In contrast, MTG controls its position and orientation using thrusters. Although the absence of spin makes controlling the satellites’ temperature – essential for the satellites’ sensitive electronics – more complicated, it provides greater freedom in designing the payload instruments. MTG is also more autonomous than MSG, with an improved ability to perform its mission with less intervention from ground controllers.

With two successful MTG launches behind him, Williams anticipates mixed emotions as the launch of the third satellite, MTG-I2, approaches.

“I’ll feel relief that it is safely in orbit, together with the realisation that the few months following the launch are going to be a lot of hard work across EUMETSAT. But the whole point of being here is to achieve difficult things,” he said.

“People here at EUMETSAT genuinely care about what we do because we recognise its importance. Doing our job properly results in more accurate weather forecasts that benefit people’s lives in many ways: knowing when to pack a raincoat, predicting winter snows so roads can be salted, helping farmers plan their harvest, aiding civil infrastructure planning, and even saving lives by the early detection of severe storms.

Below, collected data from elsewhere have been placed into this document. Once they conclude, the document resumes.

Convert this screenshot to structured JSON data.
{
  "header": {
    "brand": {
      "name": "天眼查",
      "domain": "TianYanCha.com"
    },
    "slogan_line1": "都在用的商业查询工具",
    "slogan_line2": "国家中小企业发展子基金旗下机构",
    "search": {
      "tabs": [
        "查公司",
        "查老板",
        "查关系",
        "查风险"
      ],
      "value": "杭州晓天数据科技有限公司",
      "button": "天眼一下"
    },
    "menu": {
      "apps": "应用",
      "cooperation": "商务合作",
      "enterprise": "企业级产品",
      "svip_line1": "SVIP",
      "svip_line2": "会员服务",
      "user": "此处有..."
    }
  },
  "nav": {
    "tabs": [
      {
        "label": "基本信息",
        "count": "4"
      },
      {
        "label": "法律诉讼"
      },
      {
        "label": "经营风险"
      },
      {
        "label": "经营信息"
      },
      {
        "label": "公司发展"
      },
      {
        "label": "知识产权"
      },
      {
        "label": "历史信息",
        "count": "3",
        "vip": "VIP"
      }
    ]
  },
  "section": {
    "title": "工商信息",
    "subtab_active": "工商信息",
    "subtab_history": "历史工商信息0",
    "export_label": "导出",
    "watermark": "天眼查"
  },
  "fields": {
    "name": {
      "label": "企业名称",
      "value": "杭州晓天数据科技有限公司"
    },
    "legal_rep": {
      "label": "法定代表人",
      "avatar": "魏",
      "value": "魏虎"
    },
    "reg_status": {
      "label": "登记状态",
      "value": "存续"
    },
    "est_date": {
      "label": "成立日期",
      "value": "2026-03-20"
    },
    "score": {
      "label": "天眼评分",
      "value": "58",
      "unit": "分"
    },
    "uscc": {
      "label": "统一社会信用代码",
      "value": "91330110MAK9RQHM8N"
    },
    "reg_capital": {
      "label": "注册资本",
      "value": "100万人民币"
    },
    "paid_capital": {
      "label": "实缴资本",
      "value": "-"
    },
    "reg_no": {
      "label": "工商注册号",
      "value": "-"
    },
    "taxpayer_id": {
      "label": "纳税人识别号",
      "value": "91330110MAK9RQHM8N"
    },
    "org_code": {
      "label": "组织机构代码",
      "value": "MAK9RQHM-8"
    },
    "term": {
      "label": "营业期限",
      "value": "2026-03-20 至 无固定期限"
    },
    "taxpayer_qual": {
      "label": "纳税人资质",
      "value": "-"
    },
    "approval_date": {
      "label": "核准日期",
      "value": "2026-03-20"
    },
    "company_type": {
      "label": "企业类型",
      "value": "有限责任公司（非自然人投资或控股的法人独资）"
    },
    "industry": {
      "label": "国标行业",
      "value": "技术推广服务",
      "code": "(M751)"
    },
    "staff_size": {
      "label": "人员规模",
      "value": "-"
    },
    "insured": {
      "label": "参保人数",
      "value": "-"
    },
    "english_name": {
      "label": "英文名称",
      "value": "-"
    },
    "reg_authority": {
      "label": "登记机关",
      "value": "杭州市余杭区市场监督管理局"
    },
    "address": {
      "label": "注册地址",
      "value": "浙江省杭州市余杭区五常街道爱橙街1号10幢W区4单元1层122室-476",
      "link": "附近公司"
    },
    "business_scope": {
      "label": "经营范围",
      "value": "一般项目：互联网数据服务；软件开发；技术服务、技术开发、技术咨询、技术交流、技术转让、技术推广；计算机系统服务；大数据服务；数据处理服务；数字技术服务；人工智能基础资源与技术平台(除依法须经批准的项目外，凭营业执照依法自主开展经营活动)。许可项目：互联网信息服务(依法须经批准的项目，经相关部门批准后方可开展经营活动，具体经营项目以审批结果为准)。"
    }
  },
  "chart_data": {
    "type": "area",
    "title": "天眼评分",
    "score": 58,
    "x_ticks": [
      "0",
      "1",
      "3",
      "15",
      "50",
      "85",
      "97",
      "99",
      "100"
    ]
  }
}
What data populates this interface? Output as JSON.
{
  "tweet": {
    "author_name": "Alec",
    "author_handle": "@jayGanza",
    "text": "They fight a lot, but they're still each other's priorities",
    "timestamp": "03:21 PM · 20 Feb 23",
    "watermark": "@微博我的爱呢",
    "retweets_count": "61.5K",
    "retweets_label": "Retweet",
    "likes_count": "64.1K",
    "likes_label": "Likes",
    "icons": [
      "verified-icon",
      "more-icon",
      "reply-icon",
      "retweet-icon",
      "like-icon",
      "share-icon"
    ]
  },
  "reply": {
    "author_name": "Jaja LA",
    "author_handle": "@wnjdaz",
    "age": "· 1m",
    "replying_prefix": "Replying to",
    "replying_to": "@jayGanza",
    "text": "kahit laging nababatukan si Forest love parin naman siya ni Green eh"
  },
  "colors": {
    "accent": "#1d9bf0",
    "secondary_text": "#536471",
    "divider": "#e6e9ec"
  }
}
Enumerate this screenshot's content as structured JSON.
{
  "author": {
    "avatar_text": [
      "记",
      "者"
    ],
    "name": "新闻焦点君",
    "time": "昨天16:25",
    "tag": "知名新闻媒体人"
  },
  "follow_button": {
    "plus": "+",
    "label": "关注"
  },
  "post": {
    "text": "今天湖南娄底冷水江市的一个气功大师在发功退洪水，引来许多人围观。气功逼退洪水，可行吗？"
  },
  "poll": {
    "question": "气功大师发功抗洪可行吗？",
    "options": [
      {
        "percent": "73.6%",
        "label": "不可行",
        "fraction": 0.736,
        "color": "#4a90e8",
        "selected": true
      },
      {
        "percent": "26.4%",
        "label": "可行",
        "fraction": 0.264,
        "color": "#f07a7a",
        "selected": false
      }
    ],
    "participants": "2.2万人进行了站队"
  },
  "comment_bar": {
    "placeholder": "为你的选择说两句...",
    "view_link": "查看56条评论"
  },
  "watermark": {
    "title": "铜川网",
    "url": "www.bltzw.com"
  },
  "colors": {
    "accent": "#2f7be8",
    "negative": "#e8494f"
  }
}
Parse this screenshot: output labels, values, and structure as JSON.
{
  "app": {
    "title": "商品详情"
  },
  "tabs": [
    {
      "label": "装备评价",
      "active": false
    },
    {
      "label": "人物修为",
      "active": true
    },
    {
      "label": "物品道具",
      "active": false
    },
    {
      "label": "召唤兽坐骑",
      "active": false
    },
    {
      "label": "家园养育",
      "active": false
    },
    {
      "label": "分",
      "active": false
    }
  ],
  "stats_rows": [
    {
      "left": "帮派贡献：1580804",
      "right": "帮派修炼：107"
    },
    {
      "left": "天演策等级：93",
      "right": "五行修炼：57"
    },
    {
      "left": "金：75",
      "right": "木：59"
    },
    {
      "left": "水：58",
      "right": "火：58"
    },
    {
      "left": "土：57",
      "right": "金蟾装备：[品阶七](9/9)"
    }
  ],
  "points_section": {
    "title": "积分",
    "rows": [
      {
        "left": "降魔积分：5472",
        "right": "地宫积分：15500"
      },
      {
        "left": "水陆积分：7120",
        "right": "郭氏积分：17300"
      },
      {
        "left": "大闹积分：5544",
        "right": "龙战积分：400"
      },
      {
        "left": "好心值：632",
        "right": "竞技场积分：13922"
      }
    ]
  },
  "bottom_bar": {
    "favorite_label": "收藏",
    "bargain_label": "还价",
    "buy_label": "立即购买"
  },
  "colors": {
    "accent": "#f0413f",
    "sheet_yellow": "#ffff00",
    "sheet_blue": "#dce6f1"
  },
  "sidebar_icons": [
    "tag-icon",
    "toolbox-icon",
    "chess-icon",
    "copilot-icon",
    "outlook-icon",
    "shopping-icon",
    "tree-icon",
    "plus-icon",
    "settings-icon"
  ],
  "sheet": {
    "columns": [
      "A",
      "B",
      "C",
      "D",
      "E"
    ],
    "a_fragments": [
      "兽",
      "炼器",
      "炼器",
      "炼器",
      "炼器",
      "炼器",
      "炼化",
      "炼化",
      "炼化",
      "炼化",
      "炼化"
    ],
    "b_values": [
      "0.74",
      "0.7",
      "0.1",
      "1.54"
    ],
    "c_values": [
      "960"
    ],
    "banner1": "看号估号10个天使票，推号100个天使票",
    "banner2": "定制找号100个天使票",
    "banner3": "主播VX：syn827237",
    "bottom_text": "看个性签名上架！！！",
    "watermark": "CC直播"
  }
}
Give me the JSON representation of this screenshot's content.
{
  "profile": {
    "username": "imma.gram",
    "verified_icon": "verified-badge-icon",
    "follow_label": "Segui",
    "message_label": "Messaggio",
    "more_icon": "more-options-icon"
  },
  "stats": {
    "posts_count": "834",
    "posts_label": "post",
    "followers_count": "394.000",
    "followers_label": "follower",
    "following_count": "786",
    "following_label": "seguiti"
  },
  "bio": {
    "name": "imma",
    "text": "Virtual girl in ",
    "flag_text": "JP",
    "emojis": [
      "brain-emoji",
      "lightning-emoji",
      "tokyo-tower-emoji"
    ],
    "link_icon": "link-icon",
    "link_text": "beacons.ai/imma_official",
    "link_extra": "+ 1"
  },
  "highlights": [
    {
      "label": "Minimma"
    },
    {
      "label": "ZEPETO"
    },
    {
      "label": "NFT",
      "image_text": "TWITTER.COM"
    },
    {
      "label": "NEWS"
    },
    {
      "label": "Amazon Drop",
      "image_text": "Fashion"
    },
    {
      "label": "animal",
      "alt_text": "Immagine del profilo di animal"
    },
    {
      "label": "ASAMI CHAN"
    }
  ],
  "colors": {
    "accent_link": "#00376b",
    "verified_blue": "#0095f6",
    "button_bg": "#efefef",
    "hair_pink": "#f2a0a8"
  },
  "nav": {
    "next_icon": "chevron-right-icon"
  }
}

“We also play an important role in the global fight against climate change by gathering information about the environment – anything from temperature data from Antarctic ice floes to the path of an ocean mammal as it moves around the world.

“If we don’t change things, and we don’t realise how much things are already changing, our grandchildren and great-grandchildren are going to have a very different life to the one we’d wish for them to have.”